Boykett was selected in Victorian state representative men's senior eights contesting the King's Cup at the Interstate Regatta within the Australian Rowing Championships on four consecutive occasions from 1956 to 1959 and then further in 1961, 1964 and 1966. Six of those crews won the King's Cup, with Boykett at stroke in 1961 and 1966.

==International representative rowing==
In 1956 for the Melbourne Olympics the winning Kings Cup Victorian eight was selected as the Australian men's eight excepting for the 3 seat – Benfield from New South Wales. Boykett rowed in the two seat with the Australian eight in their Olympic campaign to a thrilling final where the Australian eight took it to the US and Canadian crews and earned a bronze medal.

For the 1962 Commonwealth Games in Perth, Boykett was initially selected as an emergency for the all Victorian men's eight. Last-minute changes saw him picked to stroke the men's coxless four who were eliminated in the repechage and missed the final. For the inaugural 1962 World Rowing Championships in Lucerne, some minor changes were made in the men's eight, but it remained an all Victorian crew built around that years's King's Cup victors. In Lucerne, Boykett rowed in the three seat of the men's eight to a fifth placing.

For the 1964 Tokyo Olympics the winning Victorian King's Cup eight was again selected in toto. They took a new Sargent & Burton eight to the Olympics but quickly saw that its design and technology were way behind the European-built Donoratico and Stampfli shells being used by the other nations. With Boykett in the two seat, they raced in a borrowed Donoratico eight for the B final and rowed to an overall eighth place in the Olympic regatta.

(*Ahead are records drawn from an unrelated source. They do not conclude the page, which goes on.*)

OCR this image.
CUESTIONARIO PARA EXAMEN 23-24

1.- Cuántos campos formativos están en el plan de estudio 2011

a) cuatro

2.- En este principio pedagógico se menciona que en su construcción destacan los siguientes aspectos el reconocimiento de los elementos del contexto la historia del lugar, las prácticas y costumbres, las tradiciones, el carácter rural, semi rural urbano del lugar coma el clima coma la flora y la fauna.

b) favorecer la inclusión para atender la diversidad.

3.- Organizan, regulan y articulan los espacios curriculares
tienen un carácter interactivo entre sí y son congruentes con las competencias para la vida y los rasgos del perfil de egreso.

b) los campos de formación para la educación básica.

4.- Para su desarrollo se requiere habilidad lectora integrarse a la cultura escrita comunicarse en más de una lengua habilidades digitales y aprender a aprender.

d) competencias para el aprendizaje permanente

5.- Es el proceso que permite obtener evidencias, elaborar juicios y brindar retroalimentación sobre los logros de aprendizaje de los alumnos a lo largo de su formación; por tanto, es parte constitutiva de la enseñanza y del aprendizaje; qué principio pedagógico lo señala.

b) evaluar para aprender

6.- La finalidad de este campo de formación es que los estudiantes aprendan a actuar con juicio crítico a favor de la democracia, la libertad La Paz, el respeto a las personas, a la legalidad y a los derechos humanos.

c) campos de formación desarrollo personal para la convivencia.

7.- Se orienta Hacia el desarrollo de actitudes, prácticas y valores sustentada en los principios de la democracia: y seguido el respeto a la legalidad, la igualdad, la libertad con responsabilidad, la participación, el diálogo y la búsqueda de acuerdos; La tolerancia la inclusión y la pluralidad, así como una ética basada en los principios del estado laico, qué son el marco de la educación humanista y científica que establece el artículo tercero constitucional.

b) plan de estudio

Continuing the practice of the time, for the 1966 World Rowing Championships the winning Victorian 1966 King's Cup crew were selected in toto as the Australian eight. Boykett had stroked that crew to a surprise victory over fancied NSW rivals and a well credentialled South Australian eight. At the World Championships in Bled the all-Victorian eight placed 2nd in the heat and repechage but missed the A final with their 5th placing in the semifinal. They finished in 10th place overall.

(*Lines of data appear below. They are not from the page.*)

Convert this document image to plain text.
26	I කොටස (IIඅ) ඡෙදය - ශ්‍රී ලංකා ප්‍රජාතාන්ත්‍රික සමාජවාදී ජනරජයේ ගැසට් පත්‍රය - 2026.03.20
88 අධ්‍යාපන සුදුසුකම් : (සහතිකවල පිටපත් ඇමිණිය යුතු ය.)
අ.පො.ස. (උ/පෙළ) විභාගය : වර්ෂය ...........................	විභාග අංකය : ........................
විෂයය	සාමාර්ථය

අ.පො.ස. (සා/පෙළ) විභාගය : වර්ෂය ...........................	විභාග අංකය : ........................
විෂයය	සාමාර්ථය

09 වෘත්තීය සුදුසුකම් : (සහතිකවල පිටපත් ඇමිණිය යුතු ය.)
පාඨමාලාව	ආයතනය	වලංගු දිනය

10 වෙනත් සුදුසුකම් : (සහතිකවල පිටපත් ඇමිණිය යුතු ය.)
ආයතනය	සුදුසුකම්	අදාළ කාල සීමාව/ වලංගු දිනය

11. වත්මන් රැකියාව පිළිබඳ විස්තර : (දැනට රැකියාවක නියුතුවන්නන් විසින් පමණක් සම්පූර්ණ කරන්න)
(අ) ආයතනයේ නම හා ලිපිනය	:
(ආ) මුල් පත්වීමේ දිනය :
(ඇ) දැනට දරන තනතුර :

==Teaching, coaching and accolades==
Boykett was a PE teacher and was on staff at his alma mater Scotch College, Melbourne for 34 years from 1963.

Boykett's first coaching roles were with Victorian men's eights contesting the King's Cup. He coached the 1969 and 1970 crews to victory. In 1970 he took the Australian men's eight to the World Championships where they finished fifth. He coached Scotch College first VIIIs from 1979 to 1982.

He was FISA qualified umpire from 1960 to 1978 and officiated as an Australian and Victorian umpire for over 40 years up till 2002. He was a life member of Mercantile Rowing Club and of Rowing Victoria.

In 2010 he was inducted as a member of the Rowing Victoria Hall of Fame. In 2014 he was awarded a Medal of the Order of Australia for his service to the sport of rowing, including coaching, administration and fundraising.